Data Bloomberg, menunjukkan bahwa rupiah melemah 34 poin atau -0,22% berada di posisi Rp 16.623 per US$. Berbalik dengan kondisi ini, dolar AS mengalami pelemahan terhadap sejumlah mata uang di Asia.
Dolar AS melemah terhadap yen Jepang yang melemah -0,19%, won Korea Selatan -0,12%, dan dolar Singapura sebesar -0,09% serta baht Thailand sebesar -0,24%.
Dolar AS juga melemah terhadap euro Uni Eropa sebesar -0,08% dan poundsterling Inggris sebesar -0,04%.
Kepala Ekonom Bank Mandiri melihat penguatan dolar pada Rabu pagi terjadi karena pertimbangan investor terhadap ketidakpastian pemerintah AS dan perdagangan, serta kebijakan moneter terhadap ekonomi. Ini terlihat dari naiknya indeks dolar AS ke level 98,7.
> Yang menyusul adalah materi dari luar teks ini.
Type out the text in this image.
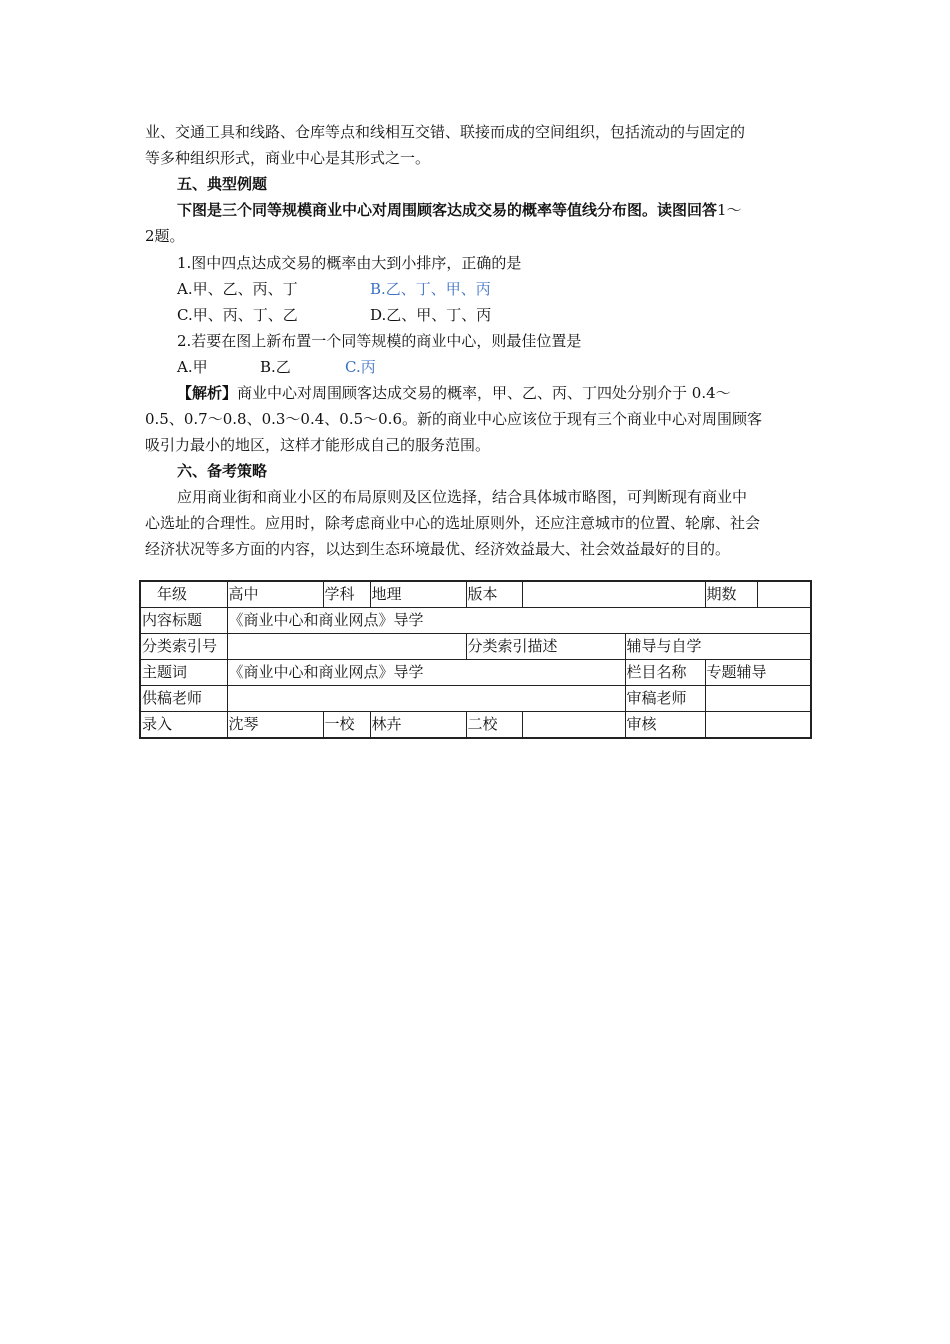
业、交通工具和线路、仓库等点和线相互交错、联接而成的空间组织，包括流动的与固定的
等多种组织形式，商业中心是其形式之一。
五、典型例题
下图是三个同等规模商业中心对周围顾客达成交易的概率等值线分布图。读图回答1～
2题。
1.图中四点达成交易的概率由大到小排序，正确的是
A.甲、乙、丙、丁	B.乙、丁、甲、丙
C.甲、丙、丁、乙	D.乙、甲、丁、丙
2.若要在图上新布置一个同等规模的商业中心，则最佳位置是
A.甲	B.乙	C.丙
【解析】商业中心对周围顾客达成交易的概率，甲、乙、丙、丁四处分别介于 0.4～
0.5、0.7～0.8、0.3～0.4、0.5～0.6。新的商业中心应该位于现有三个商业中心对周围顾客
吸引力最小的地区，这样才能形成自己的服务范围。
六、备考策略
应用商业街和商业小区的布局原则及区位选择，结合具体城市略图，可判断现有商业中
心选址的合理性。应用时，除考虑商业中心的选址原则外，还应注意城市的位置、轮廓、社会
经济状况等多方面的内容，以达到生态环境最优、经济效益最大、社会效益最好的目的。
年级	高中	学科	地理	版本			期数	
内容标题	《商业中心和商业网点》导学							
分类索引号				分类索引描述		辅导与自学		
主题词	《商业中心和商业网点》导学					栏目名称	专题辅导	
供稿老师						审稿老师		
录入	沈琴	一校	林卉	二校		审核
Pasar AS memperkirakan the Fed bakal memangkas suku bunga acuannya sebesar 25 basis poin (bps) pada akhir Oktober 2025. Pemangkasan akan terjadi di tengah ketidakpastian data inflasi akibat government shutdown.
Melihat kondisi ini, Bank Mandiri memproyeksikan bahwa nilai tukar rupiah terhadap dolar AS akan bergerak pada kisaran Rp 16.540 hingga Rp 16.625 per US$.